Pneumothoraks terbuka adalah defek atau luka pada dinding dada. Tekanan di dalam rongga pleura akan segera mejadi sama dengan tekanan atmosfer. Jika defek pada dinding dada lebih besar dari 2/3 diameter ttrakea, maka udara akan cenderung mengalir melalui defek karena mempunyai tahanan yang yang kurang dibandingkan trakea sehingga ventilasi terganggu dan terjadi hipoksia dan hiperkapnia. Penatalaksaan awal adalah menutup luka dengan kasa oklusif steril yang di plester hanya pada tiga sisi. Penutupan tersebut diharapkan akan terjadi efek katup dimana saat inspirasi, kasa akan menutup luka dan menjadi kebocoran udara dari dalam. Saat ekspirasi, kasa terbuka, untuk menyingkirkan udara keluar.
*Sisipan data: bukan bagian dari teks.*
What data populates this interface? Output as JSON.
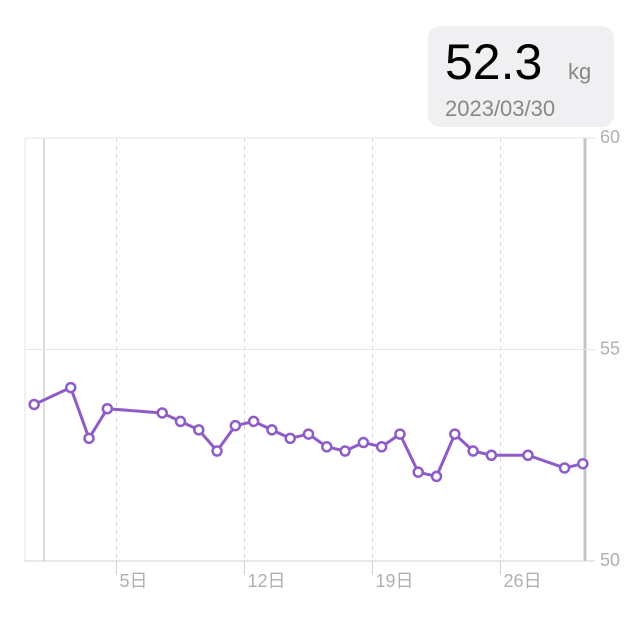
{
  "chart_data": {
    "type": "line",
    "tooltip": {
      "value": "52.3",
      "unit": "kg",
      "date": "2023/03/30"
    },
    "x": [
      0.5,
      2.5,
      3.5,
      4.5,
      7.5,
      8.5,
      9.5,
      10.5,
      11.5,
      12.5,
      13.5,
      14.5,
      15.5,
      16.5,
      17.5,
      18.5,
      19.5,
      20.5,
      21.5,
      22.5,
      23.5,
      24.5,
      25.5,
      27.5,
      29.5,
      30.5
    ],
    "series": [
      {
        "color": "#8e5cc9",
        "values": [
          53.7,
          54.1,
          52.9,
          53.6,
          53.5,
          53.3,
          53.1,
          52.6,
          53.2,
          53.3,
          53.1,
          52.9,
          53.0,
          52.7,
          52.6,
          52.8,
          52.7,
          53.0,
          52.1,
          52.0,
          53.0,
          52.6,
          52.5,
          52.5,
          52.2,
          52.3
        ]
      }
    ],
    "xlim": [
      0,
      31
    ],
    "xticks": [
      {
        "value": 5,
        "label": "5日"
      },
      {
        "value": 12,
        "label": "12日"
      },
      {
        "value": 19,
        "label": "19日"
      },
      {
        "value": 26,
        "label": "26日"
      }
    ],
    "ylim": [
      50,
      60
    ],
    "yticks": [
      50,
      55,
      60
    ],
    "grid": true
  }
}
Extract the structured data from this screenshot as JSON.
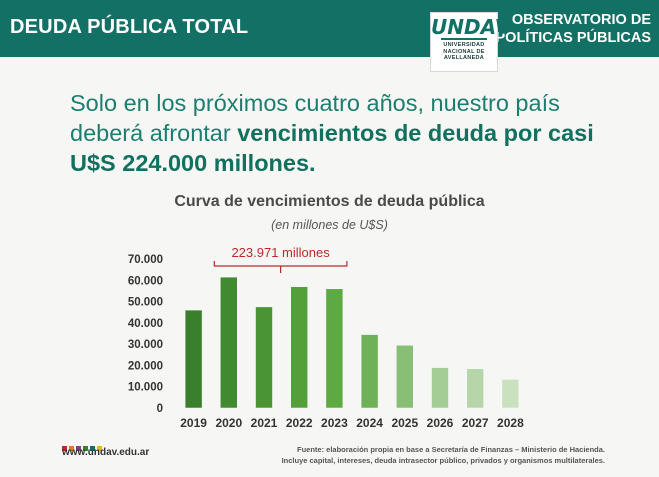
{
  "header": {
    "title": "DEUDA PÚBLICA TOTAL",
    "observatorio_line1": "OBSERVATORIO DE",
    "observatorio_line2": "POLÍTICAS PÚBLICAS",
    "logo_mark": "UNDAV",
    "logo_line1": "UNIVERSIDAD",
    "logo_line2": "NACIONAL DE",
    "logo_line3": "AVELLANEDA"
  },
  "headline": {
    "part1": "Solo en los próximos cuatro años, nuestro país deberá afrontar ",
    "part2": "vencimientos de deuda por casi U$S 224.000 millones."
  },
  "colors": {
    "header_bg": "#127065",
    "bar_colors": [
      "#3a7f2b",
      "#428a30",
      "#4a9436",
      "#53a03b",
      "#5da943",
      "#6fb157",
      "#89be77",
      "#a4cd96",
      "#b6d6aa",
      "#c9e1bf"
    ],
    "annotation": "#c0282b"
  },
  "chart_data": {
    "type": "bar",
    "title": "Curva de vencimientos de deuda pública",
    "subtitle": "(en millones de U$S)",
    "categories": [
      "2019",
      "2020",
      "2021",
      "2022",
      "2023",
      "2024",
      "2025",
      "2026",
      "2027",
      "2028"
    ],
    "values": [
      46000,
      61500,
      47500,
      57000,
      56000,
      34500,
      29500,
      19000,
      18500,
      13500
    ],
    "y_ticks": [
      "0",
      "10.000",
      "20.000",
      "30.000",
      "40.000",
      "50.000",
      "60.000",
      "70.000"
    ],
    "ylim": [
      0,
      70000
    ],
    "grid": false,
    "annotation": {
      "text": "223.971 millones",
      "spans": [
        "2020",
        "2023"
      ]
    }
  },
  "footer": {
    "url": "www.undav.edu.ar",
    "source_line1": "Fuente: elaboración propia en base a Secretaría de Finanzas – Ministerio de Hacienda.",
    "source_line2": "Incluye capital, intereses, deuda intrasector público, privados y organismos multilaterales.",
    "dot_colors": [
      "#c0282b",
      "#e07b2a",
      "#7c3f8c",
      "#3a7f2b",
      "#127065",
      "#e0b92a"
    ]
  }
}
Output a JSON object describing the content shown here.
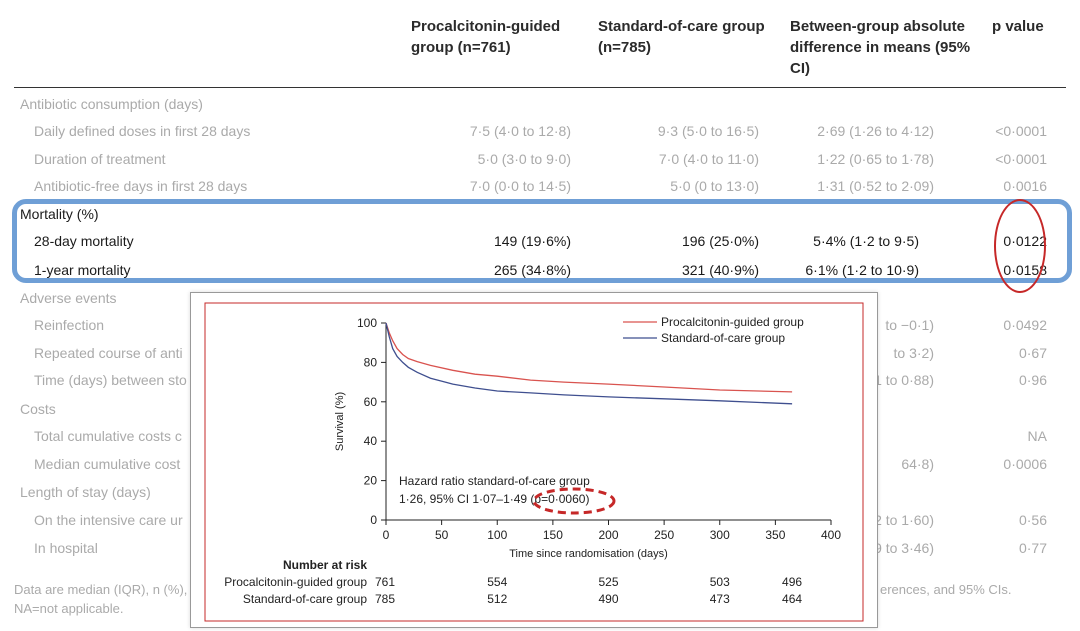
{
  "table": {
    "headers": [
      "Procalcitonin-guided group (n=761)",
      "Standard-of-care group (n=785)",
      "Between-group absolute difference in means (95% CI)",
      "p value"
    ],
    "rows": [
      {
        "label": "Antibiotic consumption (days)",
        "section": true
      },
      {
        "label": "Daily defined doses in first 28 days",
        "pct": "7·5 (4·0 to 12·8)",
        "soc": "9·3 (5·0 to 16·5)",
        "diff": "2·69 (1·26 to 4·12)",
        "p": "<0·0001"
      },
      {
        "label": "Duration of treatment",
        "pct": "5·0 (3·0 to 9·0)",
        "soc": "7·0 (4·0 to 11·0)",
        "diff": "1·22 (0·65 to 1·78)",
        "p": "<0·0001"
      },
      {
        "label": "Antibiotic-free days in first 28 days",
        "pct": "7·0 (0·0 to 14·5)",
        "soc": "5·0 (0 to 13·0)",
        "diff": "1·31 (0·52 to 2·09)",
        "p": "0·0016"
      },
      {
        "label": "Mortality (%)",
        "section": true
      },
      {
        "label": "28-day mortality",
        "pct": "149 (19·6%)",
        "soc": "196 (25·0%)",
        "diff": "5·4% (1·2 to 9·5)",
        "p": "0·0122"
      },
      {
        "label": "1-year mortality",
        "pct": "265 (34·8%)",
        "soc": "321 (40·9%)",
        "diff": "6·1% (1·2 to 10·9)",
        "p": "0·0158"
      },
      {
        "label": "Adverse events",
        "section": true
      },
      {
        "label": "Reinfection",
        "diff": "to −0·1)",
        "p": "0·0492"
      },
      {
        "label": "Repeated course of anti",
        "diff": "to 3·2)",
        "p": "0·67"
      },
      {
        "label": "Time (days) between sto",
        "diff": "1 to 0·88)",
        "p": "0·96"
      },
      {
        "label": "Costs",
        "section": true
      },
      {
        "label": "Total cumulative costs c",
        "p": "NA"
      },
      {
        "label": "Median cumulative cost",
        "diff": "64·8)",
        "p": "0·0006"
      },
      {
        "label": "Length of stay (days)",
        "section": true
      },
      {
        "label": "On the intensive care ur",
        "diff": "2 to 1·60)",
        "p": "0·56"
      },
      {
        "label": "In hospital",
        "diff": "9 to 3·46)",
        "p": "0·77"
      }
    ],
    "footnote_line1": "Data are median (IQR), n (%),",
    "footnote_line1_right": "erences, and 95% CIs.",
    "footnote_line2": "NA=not applicable."
  },
  "chart_data": {
    "type": "line",
    "xlabel": "Time since randomisation (days)",
    "ylabel": "Survival (%)",
    "xlim": [
      0,
      400
    ],
    "ylim": [
      0,
      100
    ],
    "xticks": [
      0,
      50,
      100,
      150,
      200,
      250,
      300,
      350,
      400
    ],
    "yticks": [
      0,
      20,
      40,
      60,
      80,
      100
    ],
    "legend_position": "top-right",
    "series": [
      {
        "name": "Procalcitonin-guided group",
        "color": "#d9534f",
        "x": [
          0,
          3,
          6,
          10,
          15,
          20,
          28,
          40,
          60,
          80,
          100,
          130,
          160,
          200,
          250,
          300,
          365
        ],
        "y": [
          100,
          95,
          91,
          87,
          84,
          82,
          80.4,
          78.5,
          76,
          74,
          73,
          71,
          70,
          69,
          67.5,
          66,
          65
        ]
      },
      {
        "name": "Standard-of-care group",
        "color": "#3f4f8f",
        "x": [
          0,
          3,
          6,
          10,
          15,
          20,
          28,
          40,
          60,
          80,
          100,
          130,
          160,
          200,
          250,
          300,
          365
        ],
        "y": [
          100,
          93,
          87,
          83,
          80,
          77.5,
          75,
          72,
          69,
          67,
          65.5,
          64.5,
          63.5,
          62.5,
          61.5,
          60.5,
          59
        ]
      }
    ],
    "annotation_line1": "Hazard ratio standard-of-care group",
    "annotation_line2": "1·26, 95% CI 1·07–1·49 (p=0·0060)",
    "risk_table": {
      "title": "Number at risk",
      "rows": [
        {
          "label": "Procalcitonin-guided group",
          "values": [
            "761",
            "554",
            "525",
            "503",
            "496"
          ]
        },
        {
          "label": "Standard-of-care group",
          "values": [
            "785",
            "512",
            "490",
            "473",
            "464"
          ]
        }
      ],
      "days": [
        0,
        100,
        200,
        300,
        365
      ]
    }
  },
  "colors": {
    "highlight_box": "#6f9fd6",
    "circle": "#c62828"
  }
}
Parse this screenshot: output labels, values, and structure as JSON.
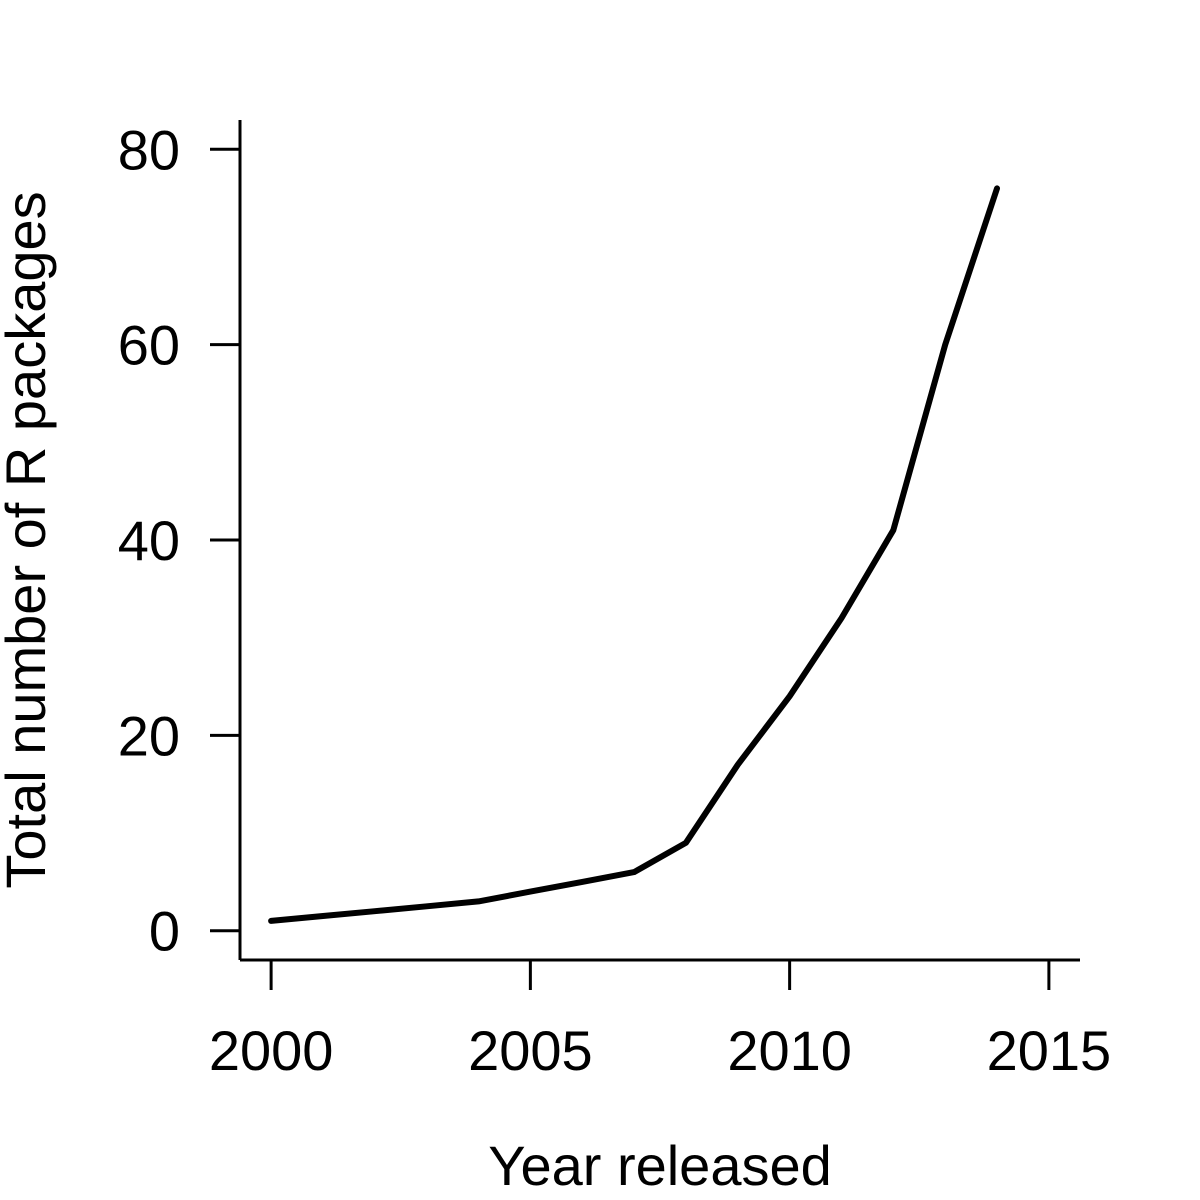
{
  "chart_data": {
    "type": "line",
    "title": "",
    "xlabel": "Year released",
    "ylabel": "Total number of R packages",
    "x_ticks": [
      2000,
      2005,
      2010,
      2015
    ],
    "y_ticks": [
      0,
      20,
      40,
      60,
      80
    ],
    "xlim": [
      1999.4,
      2015.6
    ],
    "ylim": [
      -3,
      83
    ],
    "grid": false,
    "legend": "none",
    "line_color": "#000000",
    "series": [
      {
        "x": [
          2000,
          2001,
          2002,
          2003,
          2004,
          2005,
          2006,
          2007,
          2008,
          2009,
          2010,
          2011,
          2012,
          2013,
          2014
        ],
        "values": [
          1,
          1.5,
          2,
          2.5,
          3,
          4,
          5,
          6,
          9,
          17,
          24,
          32,
          41,
          60,
          76
        ]
      }
    ]
  }
}
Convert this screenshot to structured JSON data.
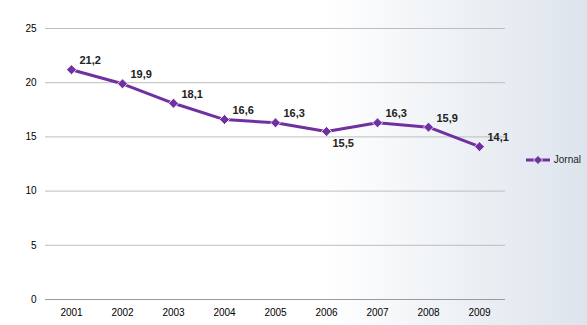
{
  "chart_data": {
    "type": "line",
    "categories": [
      "2001",
      "2002",
      "2003",
      "2004",
      "2005",
      "2006",
      "2007",
      "2008",
      "2009"
    ],
    "series": [
      {
        "name": "Jornal",
        "color": "#7030a0",
        "marker": "diamond",
        "values": [
          21.2,
          19.9,
          18.1,
          16.6,
          16.3,
          15.5,
          16.3,
          15.9,
          14.1
        ],
        "value_labels": [
          "21,2",
          "19,9",
          "18,1",
          "16,6",
          "16,3",
          "15,5",
          "16,3",
          "15,9",
          "14,1"
        ]
      }
    ],
    "ylim": [
      0,
      25
    ],
    "yticks": [
      0,
      5,
      10,
      15,
      20,
      25
    ],
    "grid": true,
    "data_labels": true,
    "legend": "right"
  }
}
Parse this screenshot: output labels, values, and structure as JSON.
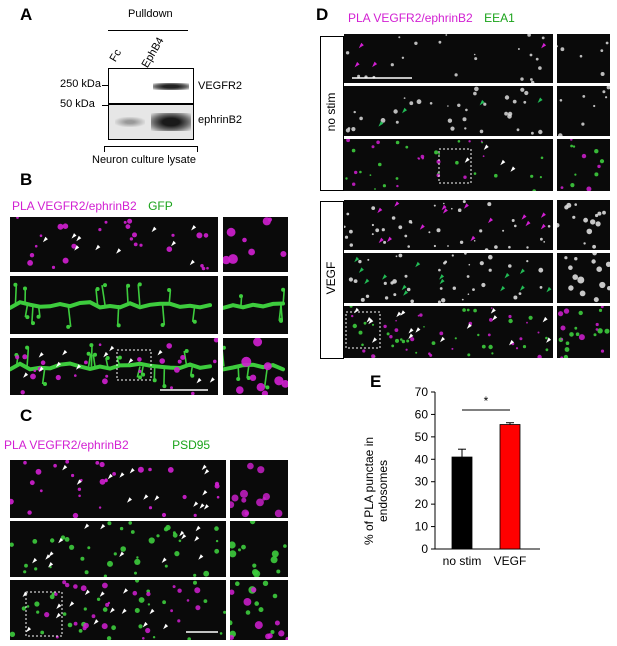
{
  "panel_a": {
    "letter": "A",
    "pulldown": "Pulldown",
    "lanes": [
      "Fc",
      "EphB4"
    ],
    "mw_top": "250 kDa",
    "mw_bottom": "50 kDa",
    "band_top": "VEGFR2",
    "band_bottom": "ephrinB2",
    "lysate": "Neuron culture lysate"
  },
  "panel_b": {
    "letter": "B",
    "label_pla": "PLA VEGFR2/ephrinB2",
    "label_marker": "GFP"
  },
  "panel_c": {
    "letter": "C",
    "label_pla": "PLA VEGFR2/ephrinB2",
    "label_marker": "PSD95"
  },
  "panel_d": {
    "letter": "D",
    "label_pla": "PLA VEGFR2/ephrinB2",
    "label_marker": "EEA1",
    "cond_1": "no stim",
    "cond_2": "VEGF"
  },
  "colors": {
    "magenta": "#d21fd2",
    "green": "#1aa31a",
    "bar_nostim": "#000000",
    "bar_vegf": "#ff0000"
  },
  "chart_data": {
    "type": "bar",
    "letter": "E",
    "categories": [
      "no stim",
      "VEGF"
    ],
    "values": [
      41,
      55.5
    ],
    "errors": [
      3.5,
      0.8
    ],
    "colors": [
      "#000000",
      "#ff0000"
    ],
    "ylabel": "% of PLA punctae in endosomes",
    "ylim": [
      0,
      70
    ],
    "yticks": [
      0,
      10,
      20,
      30,
      40,
      50,
      60,
      70
    ],
    "significance": "*"
  }
}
Kemudian pasang selang dada berjauhan dari luka primer. Setelah terpasang, selang dada, lakukan penjahitan luka primer.

Flail chest Flail chest terjadi ketika segmen dinding dada tidak mempunyai lagi kontuinitas dengan keseluruhan dinding dada yang dapt disebabkan fraktur iga multipel pada dua atau lebih tulang iga dengan dua atau lebih gratis fraktur. Flail chest menyebabkan gangguan pergerakan dinding dada. Bila flail chest menyebabkan kerusakan parenkim paru di bawahnya akan menyebabkan hipoksia yang serius. Flail chest bisa saja tidak dapat terlihat pada awalnya sebab splinting pada dinding dada. Gerakan pernafasan menjadi buruk dan

thoraks bergerak asimetris serta tidak terkoordinasi. Pada pemeriksaan palpasi didapatkan gerakan pernafasan yang abnormal dan krepitasi iga atau fraktur tulang rawan. Terapi awal yang dapat dilakukan dengan memberikan ventilasi yang adekuat, oksigen yang dilembabkan serta resusitasi cairan. Bila tidak ada syok maka pemberian kristaloid harus hatihati mencegah kelebihan pemberian cairan. Terapi definitif dilakukan dengan tujuan untuk mengembangkan paru-paru dan oksigenasi yang cukup serta pemeberian cairan juga analgesia untuk memperbaiki ventilasi.